Under the new rules, set up by Committee of European Banking Supervisors (CEBS), the bankers will receive a maximum of a quarter of their bonuses in immediate cash payouts, with the remainder deferred or held in shares for three years at a minimum.

The guidelines also provide for national regulators to rescind bonuses paid to senior managers whose risks were discovered to have produced losses at a financial companies. The rules also seek a direct link between fixed salary and pay.

“An appropriate maximum ratio of the variable to fixed component is a strong and relatively uncomplicated technique for obtaining risk alignment in the remuneration structure,” CEBS stated.

The guidelines are widely seen as being tougher than those recommended by leaders of the G20.

The chairman Lloyd’s Banking Group, Win Bischoff said yesterday that regulations over banker pay should be applied equally across the globe.

"It is very important to have as much as you possibly can a level playing field because you then do not distinguish between regions. Let us see what comes out," Bischoff said to Reuters.

There is concern among many European and British banks that bonus curbs on executives might prompt a massive outflow of top talent to lightly-regulated financial centers like Singapore.

Meanwhile, in Ireland, politicians are seeking to impose a 90 percent “super-tax” on bank bonuses after an outcry over huge payouts (in excess of 40-million euros) were handed out to bankers at Allied Irish Bank (NYSE: AIB).

Finance Minister Brian Lenihan told a radio station that he is prepared to introduce an amendment to the government’s finance bill to apply the tax on bonus payments.

Outrage is mounting in Ireland over bonuses being paid to employees of a failed bank that is receiving huge cash bailouts from the government.

"This move by the AIB is extraordinary and people across the country will be gobsmacked by their behavior," said Paula Clancy, director of the Thinktank for Action on Social Change

In response to the tumult, AIB said that it is being forced to pay bonuses after one of its traders filed legal action against it.
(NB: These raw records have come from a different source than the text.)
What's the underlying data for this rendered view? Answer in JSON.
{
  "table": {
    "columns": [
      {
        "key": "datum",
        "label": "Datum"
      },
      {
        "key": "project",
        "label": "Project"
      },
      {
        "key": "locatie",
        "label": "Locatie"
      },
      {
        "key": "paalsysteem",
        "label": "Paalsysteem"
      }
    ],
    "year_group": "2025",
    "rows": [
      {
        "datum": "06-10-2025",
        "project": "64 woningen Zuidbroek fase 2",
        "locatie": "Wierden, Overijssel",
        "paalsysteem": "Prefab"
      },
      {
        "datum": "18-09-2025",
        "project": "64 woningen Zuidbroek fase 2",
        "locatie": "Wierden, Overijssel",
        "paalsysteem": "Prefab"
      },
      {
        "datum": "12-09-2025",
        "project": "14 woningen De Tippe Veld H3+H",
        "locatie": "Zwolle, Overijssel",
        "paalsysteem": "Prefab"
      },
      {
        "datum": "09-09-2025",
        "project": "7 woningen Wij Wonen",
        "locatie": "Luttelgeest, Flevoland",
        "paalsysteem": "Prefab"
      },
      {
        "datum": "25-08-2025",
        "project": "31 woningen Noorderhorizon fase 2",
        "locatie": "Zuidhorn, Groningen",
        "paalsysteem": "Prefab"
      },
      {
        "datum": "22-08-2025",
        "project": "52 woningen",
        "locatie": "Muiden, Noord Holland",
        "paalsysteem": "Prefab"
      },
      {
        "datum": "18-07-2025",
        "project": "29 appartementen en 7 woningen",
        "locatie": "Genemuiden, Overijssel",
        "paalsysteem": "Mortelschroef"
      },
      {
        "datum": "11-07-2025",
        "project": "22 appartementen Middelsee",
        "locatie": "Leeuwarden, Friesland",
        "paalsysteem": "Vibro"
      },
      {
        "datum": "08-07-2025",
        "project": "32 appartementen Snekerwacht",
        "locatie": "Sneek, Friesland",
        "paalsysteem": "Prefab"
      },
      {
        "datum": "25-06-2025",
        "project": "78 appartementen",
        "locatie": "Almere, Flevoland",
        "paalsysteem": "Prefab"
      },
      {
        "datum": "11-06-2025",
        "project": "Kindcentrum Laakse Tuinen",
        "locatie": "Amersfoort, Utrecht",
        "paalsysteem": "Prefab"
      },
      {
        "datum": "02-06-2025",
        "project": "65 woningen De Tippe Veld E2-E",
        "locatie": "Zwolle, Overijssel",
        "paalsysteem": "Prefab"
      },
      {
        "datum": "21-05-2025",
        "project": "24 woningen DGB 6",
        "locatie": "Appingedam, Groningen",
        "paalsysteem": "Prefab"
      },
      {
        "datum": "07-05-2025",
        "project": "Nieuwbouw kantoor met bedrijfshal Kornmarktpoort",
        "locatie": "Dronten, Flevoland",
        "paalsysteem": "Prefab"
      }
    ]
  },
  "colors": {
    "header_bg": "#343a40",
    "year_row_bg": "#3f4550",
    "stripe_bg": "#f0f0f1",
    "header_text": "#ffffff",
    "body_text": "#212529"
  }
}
The Irish Banking Officials Association has requested that AIB staff defer the payments until the bank was profitable again.

"They have a responsibility to look at the overall interests of everybody, not just themselves," said IBOA general secretary Larry Broderick.

Lenihan stated yesterday that he didn’t think bonuses would not be sanctioned until banks were again profitable and generated returns for the taxpayer.